The rats were given moderate and high doses of Yellow No. 5 throughout the study
performed by SO & SO, year. The rats exhibited progressively worse behavior
(higher anxiety and greater depression) with increasing doses of the irritant. Now
I’m not so sure I want to be eating these myself.

A friend of mine had been having trouble with her daughter behavior wise and had
enlisted the help of a therapist. When the therapist became stumped as to the girl’s
issues the parents began looking at every aspect of their lives. They ate healthfully,
exercised, spent time together as a family and followed the therapists advice. They,
too, were stumped.

They had had a few days of relative calm with regard to their daughter’s moods
when they attended a birthday party. There was plenty of cake with pink frosting as
well as the other accompaniments of a child’s party. The child who had been able to
control her moods and behavior suddenly turned into a tiny tornado of emotions and
out bursts. The only thing that had been different was the cake and candy. Could it
be the food dyes? Maybe the sugar? The family cut out the food dyes since they had
already eliminated most added sugars.

The results for this family were astounding. Their daughter no longer has major
outbursts, is no longer moody and the therapist has even noted an improvement in
her ability to adapt to therapies. This change occurred from August to November of
one year. Four months. New young lady, new family.
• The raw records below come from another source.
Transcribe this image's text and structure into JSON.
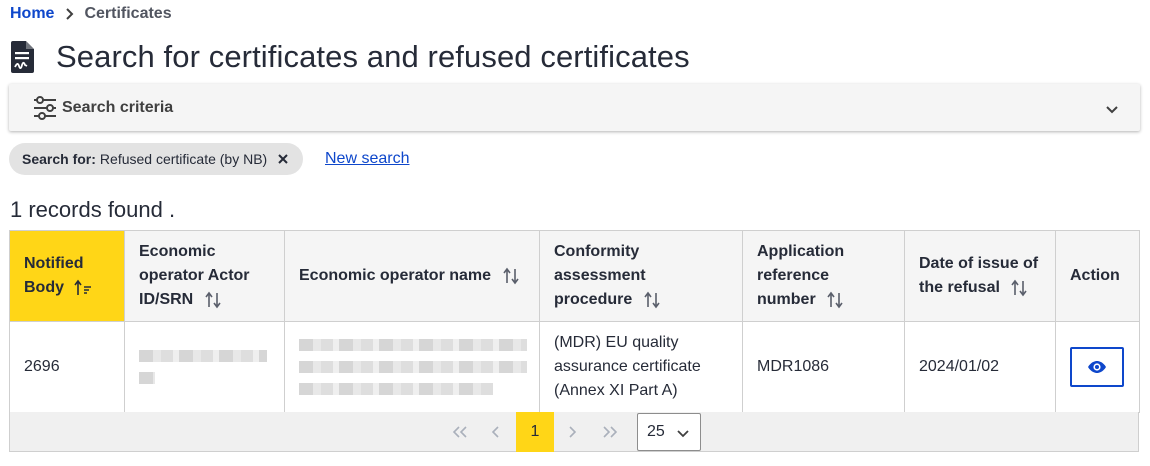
{
  "breadcrumb": {
    "home": "Home",
    "current": "Certificates"
  },
  "page": {
    "title": "Search for certificates and refused certificates"
  },
  "search_panel": {
    "label": "Search criteria"
  },
  "filter_chip": {
    "prefix": "Search for:",
    "value": "Refused certificate (by NB)"
  },
  "new_search": "New search",
  "results": {
    "count_text": "1 records found ."
  },
  "table": {
    "columns": [
      "Notified Body",
      "Economic operator Actor ID/SRN",
      "Economic operator name",
      "Conformity assessment procedure",
      "Application reference number",
      "Date of issue of the refusal",
      "Action"
    ],
    "rows": [
      {
        "notified_body": "2696",
        "actor_id": "",
        "operator_name": "",
        "procedure": "(MDR) EU quality assurance certificate (Annex XI Part A)",
        "reference": "MDR1086",
        "date": "2024/01/02"
      }
    ]
  },
  "pagination": {
    "current_page": "1",
    "page_size": "25"
  },
  "colors": {
    "accent": "#ffd617",
    "link": "#0e47cb",
    "text": "#262b38"
  },
  "icons": [
    "chevron-right-icon",
    "certificate-file-icon",
    "sliders-icon",
    "chevron-down-icon",
    "close-icon",
    "sort-icon",
    "sort-ascending-icon",
    "eye-icon",
    "first-page-icon",
    "previous-page-icon",
    "next-page-icon",
    "last-page-icon"
  ]
}
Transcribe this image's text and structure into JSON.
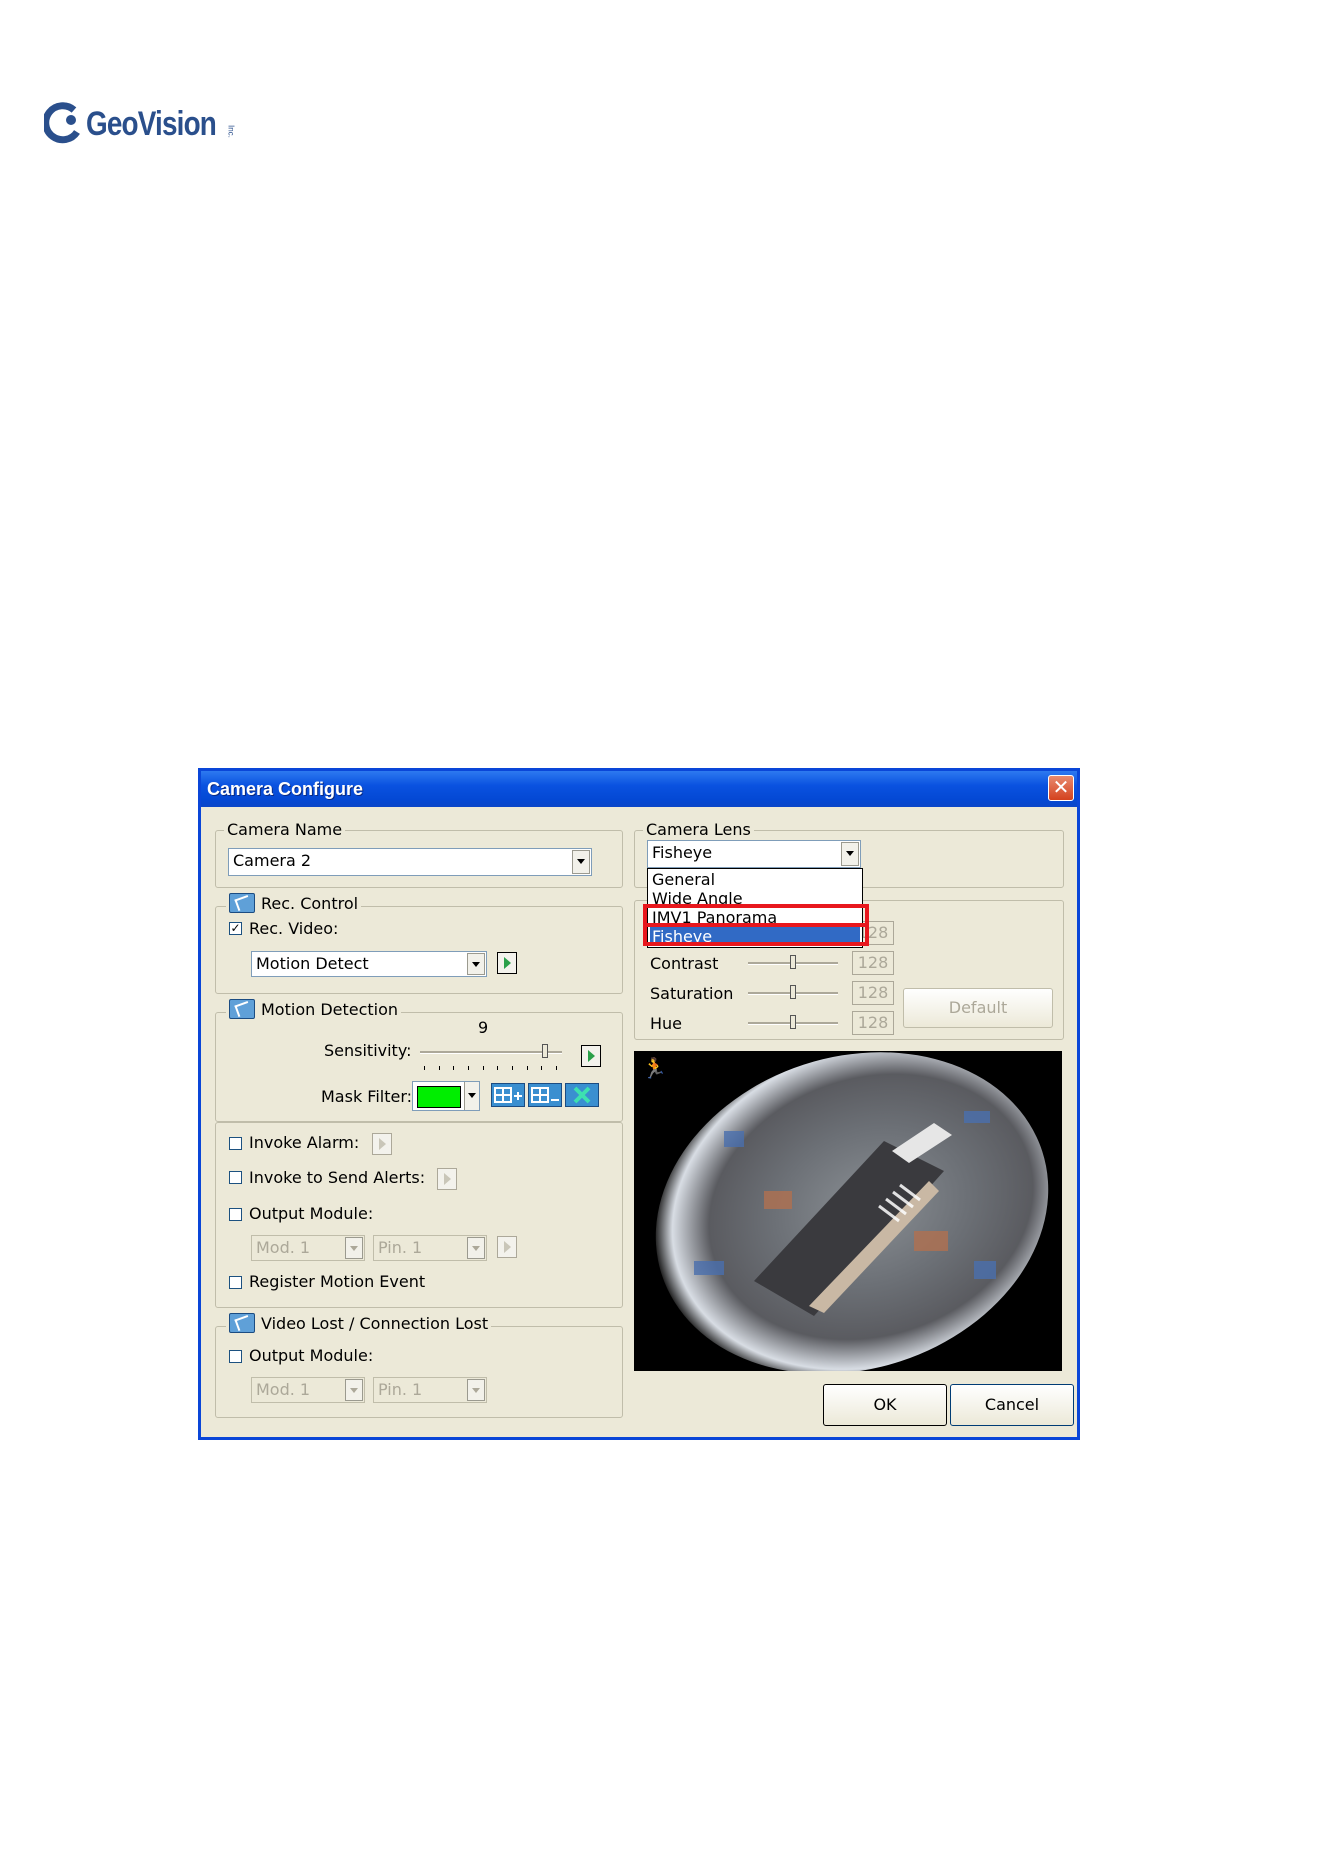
{
  "logo": {
    "text": "GeoVision",
    "suffix": "Inc.",
    "color": "#2a4f8c"
  },
  "window": {
    "title": "Camera Configure",
    "close_glyph": "✕",
    "camera_name": {
      "legend": "Camera Name",
      "value": "Camera 2"
    },
    "rec_control": {
      "legend": "Rec. Control",
      "rec_video_label": "Rec. Video:",
      "rec_video_checked": true,
      "mode_value": "Motion Detect"
    },
    "motion_detection": {
      "legend": "Motion Detection",
      "sensitivity_label": "Sensitivity:",
      "sensitivity_value": "9",
      "sensitivity_level": 0.9,
      "mask_filter_label": "Mask Filter:",
      "mask_color": "#00ee00"
    },
    "events": {
      "invoke_alarm": "Invoke Alarm:",
      "invoke_alerts": "Invoke to Send Alerts:",
      "output_module": "Output Module:",
      "module_value": "Mod. 1",
      "pin_value": "Pin. 1",
      "register_motion": "Register Motion Event"
    },
    "video_lost": {
      "legend": "Video Lost / Connection Lost",
      "output_module": "Output Module:",
      "module_value": "Mod. 1",
      "pin_value": "Pin. 1"
    },
    "camera_lens": {
      "legend": "Camera Lens",
      "value": "Fisheye",
      "options": [
        "General",
        "Wide Angle",
        "IMV1 Panorama",
        "Fisheye"
      ],
      "selected_index": 3,
      "highlighted": [
        "IMV1 Panorama",
        "Fisheye"
      ]
    },
    "image_adjust": {
      "rows": [
        {
          "label": "",
          "value": "128",
          "level": 0.5
        },
        {
          "label": "Contrast",
          "value": "128",
          "level": 0.5
        },
        {
          "label": "Saturation",
          "value": "128",
          "level": 0.5
        },
        {
          "label": "Hue",
          "value": "128",
          "level": 0.5
        }
      ],
      "default_button": "Default"
    },
    "buttons": {
      "ok": "OK",
      "cancel": "Cancel"
    },
    "accent_color": "#0a46d8",
    "highlight_color": "#e8171d"
  }
}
Many of the children involved in these anecdotal incidences and the reviewed
studies have already been diagnosed with mood disorders of some type, but the
rats had not. I am starting to wonder if there is a family medical history of mood
disorders (anxiety, depression, ADD, ADHD), could AFC’s affect these children, too?
Is it just developing children? What about adults?

Most of us would readily admit we would not ingest petroleum products, right? But,
if you really investigate the items in your cupboard, unless you are already very
conscientious, you will most items have petroleum products listed. Again, my black
licorice had Blue and Yellow AFC’s. We already use mostly all natural product or
cook and bake from scratch at our house, but I am probably going to look into
removing all AFC’s from our diet as well. If you are interested in this kind of a
change, feel free to email me or check out my blog post about organic and natural
candies for this Christmas.

Bottom line for us? A “reasonable certainty of no harm,” might not be good enough
for my family when it comes to artificial products (minus maybe some Tylenol here
and there). Thanks for reading. I encourage you to leave comments regarding your
experience or questions!

References:

Schab DW, Trink NT. Do Artificial Food Colors Promote Hyperactivity in Children with Hyperactive Syndromes? A Meta-Analysis of Double-Blind Placebo-Controlled Trials. Developmental and Behavioral Pediatrics. 2004:25(6):423-434.

El-lethey HS, Kamel MM. The Potential Health Hazard of Tartrazine and Levels of Hyperactivity, Anxiety-Like Symptoms, Depression and Anti-social behavior in Rats. Journal of American Science. 2011;7(6):1211-1218.

Boris B, Mandel FS. Foods and Additives are common causes of the attention deficit hyperactive disorder in children. Annals of Allergy. 1994;73:462-467.